Preference-Calibrated Optimization with Score-Level Distribution Alignment for Text-to-Image Diffusion Model Unlearning
Abstract
While text-to-image diffusion models achieve remarkable generation quality, they inadvertently memorize sensitive content, necessitating machine unlearning to prevent undesired outputs. However, existing unlearning methods rely on suboptimal surrogate objectives rather than directly optimizing the unlearning goal, leading to fundamental objective mismatch. Moreover, these methods preserve model utility via surface-level constraints on model parameters or outputs, yet fail to capture the intrinsic generative dynamics of diffusion models, consequently triggering catastrophic forgetting.

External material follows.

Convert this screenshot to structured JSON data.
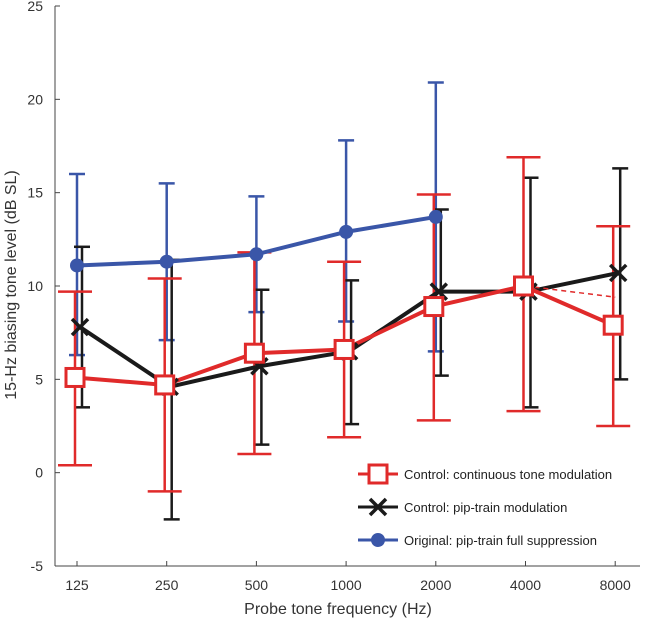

To address these challenges, we propose Preference-calibrated Optimization with Score-level Distribution Alignment (POSDA), a unified unlearning framework that harmonizes effective erasure with fine-grained structural preservation. Specifically, we reframe unlearning as a preference optimization problem by constructing a reward that explicitly quantifies the unlearning objective. Additionally, we introduce score-level distribution alignment to ensure the invariance of the underlying manifold topology of the unlearned model, thereby preventing distributional drift. Extensive experiments across object, style, and NSFW unlearning tasks demonstrate that POSDA achieves state-of-the-art erasure efficacy while maintaining superior model utility compared to existing methods.